How the 'Coruna' Exploit Operates
The attack methodology is alarmingly straightforward for such a potent threat. It initiates simply by a user clicking on a malicious link, often disguised within legitimate-looking content. Once this initial action is taken, the Coruna tools deploy a complex chain of exploits designed to bypass the iPhone's built-in security defences. This allows attackers to gain access to core, sensitive areas of the device.
Technical researchers note that the exploit framework can be triggered through five distinct initial infection vectors. It leverages a staggering 23 different software vulnerabilities, cleverly chained together, to achieve a successful compromise of the device. The sheer number of flaws exploited highlights the tool's sophistication and the significant challenge it poses to device security.
Origins and Global Distribution of the Hack
The precise origin of the Coruna exploit suite remains shrouded in mystery, with Google's own researchers describing the attack's beginnings as enigmatic. However, mobile security firm iVerify has presented evidence suggesting a potential origin as a tool developed for United States government operations, which was subsequently leaked into the wider cybercriminal ecosystem.

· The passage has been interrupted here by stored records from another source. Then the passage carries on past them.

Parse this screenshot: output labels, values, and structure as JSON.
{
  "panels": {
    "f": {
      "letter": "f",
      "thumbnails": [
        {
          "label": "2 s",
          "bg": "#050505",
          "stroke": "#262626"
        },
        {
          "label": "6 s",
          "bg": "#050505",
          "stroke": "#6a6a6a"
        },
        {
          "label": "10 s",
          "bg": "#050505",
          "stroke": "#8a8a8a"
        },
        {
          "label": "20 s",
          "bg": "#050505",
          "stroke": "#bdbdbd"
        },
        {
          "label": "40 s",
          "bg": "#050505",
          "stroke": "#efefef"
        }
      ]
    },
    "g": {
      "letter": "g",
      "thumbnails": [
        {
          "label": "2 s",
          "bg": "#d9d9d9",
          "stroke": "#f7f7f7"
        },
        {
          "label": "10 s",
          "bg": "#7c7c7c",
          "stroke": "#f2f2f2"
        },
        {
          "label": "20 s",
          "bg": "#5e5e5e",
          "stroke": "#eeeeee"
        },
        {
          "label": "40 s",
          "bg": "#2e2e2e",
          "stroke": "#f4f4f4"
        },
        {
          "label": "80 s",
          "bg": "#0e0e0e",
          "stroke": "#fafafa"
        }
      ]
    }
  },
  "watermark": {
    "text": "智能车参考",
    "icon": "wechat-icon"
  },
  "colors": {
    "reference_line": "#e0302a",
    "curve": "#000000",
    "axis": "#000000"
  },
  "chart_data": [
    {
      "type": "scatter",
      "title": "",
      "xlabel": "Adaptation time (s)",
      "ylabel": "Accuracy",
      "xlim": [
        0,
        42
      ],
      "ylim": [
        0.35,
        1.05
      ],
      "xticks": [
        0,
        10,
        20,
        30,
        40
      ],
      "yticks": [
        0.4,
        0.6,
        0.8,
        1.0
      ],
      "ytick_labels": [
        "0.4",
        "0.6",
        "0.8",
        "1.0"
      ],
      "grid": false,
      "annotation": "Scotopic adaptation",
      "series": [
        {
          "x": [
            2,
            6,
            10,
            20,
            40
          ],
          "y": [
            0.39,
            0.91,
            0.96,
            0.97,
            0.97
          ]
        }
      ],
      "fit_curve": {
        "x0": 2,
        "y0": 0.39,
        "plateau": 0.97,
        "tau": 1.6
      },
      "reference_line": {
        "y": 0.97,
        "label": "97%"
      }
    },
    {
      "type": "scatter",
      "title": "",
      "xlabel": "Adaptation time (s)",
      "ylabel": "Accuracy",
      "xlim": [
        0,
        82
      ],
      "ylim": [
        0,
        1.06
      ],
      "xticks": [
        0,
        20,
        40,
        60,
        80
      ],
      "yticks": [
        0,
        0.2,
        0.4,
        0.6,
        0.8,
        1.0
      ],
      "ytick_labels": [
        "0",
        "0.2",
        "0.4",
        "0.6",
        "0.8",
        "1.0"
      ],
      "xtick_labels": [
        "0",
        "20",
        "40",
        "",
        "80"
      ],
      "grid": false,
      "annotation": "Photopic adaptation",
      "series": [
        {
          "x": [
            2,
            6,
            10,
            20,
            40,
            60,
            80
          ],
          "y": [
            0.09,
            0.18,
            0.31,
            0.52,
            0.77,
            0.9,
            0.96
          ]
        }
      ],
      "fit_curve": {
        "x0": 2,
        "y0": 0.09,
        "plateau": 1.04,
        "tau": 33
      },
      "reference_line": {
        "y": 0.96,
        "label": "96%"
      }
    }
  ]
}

Regardless of its genesis, Google confirms the tools have since been widely circulated among attackers worldwide. This circulation indicates the existence of a vibrant and active marketplace for second-hand or repurposed cyber exploits. The suite has been deployed in suspected state-level cyber operations, including attacks targeting users in Ukraine, as well as by criminal groups based in China focused on financial theft through scams.
Discovery Timeline and Targeted Platforms
Security analysts first detected the Coruna exploit in February 2025. Since its initial discovery, it has been found embedded on a variety of websites. A significant concentration was identified on Chinese-language websites, many with a primary focus on finance and banking topics. These sites were crafted to lure visitors into clicking harmful links that would deliver the exploit payload to their iPhones.
Affected Devices and Protective Measures
The vulnerability impacts iPhones running iOS versions 13 through to 17.2.1. The iOS 17.2.1 update was originally released by Apple in December 2023, meaning a broad range of devices operating on software up to that point are potentially at risk. The primary and most effective defence against this sophisticated threat is straightforward: users must ensure their Apple devices are updated to the latest available iOS software version. Apple's subsequent security patches address the vulnerabilities chained by the Coruna exploit, thereby neutralising this specific attack vector.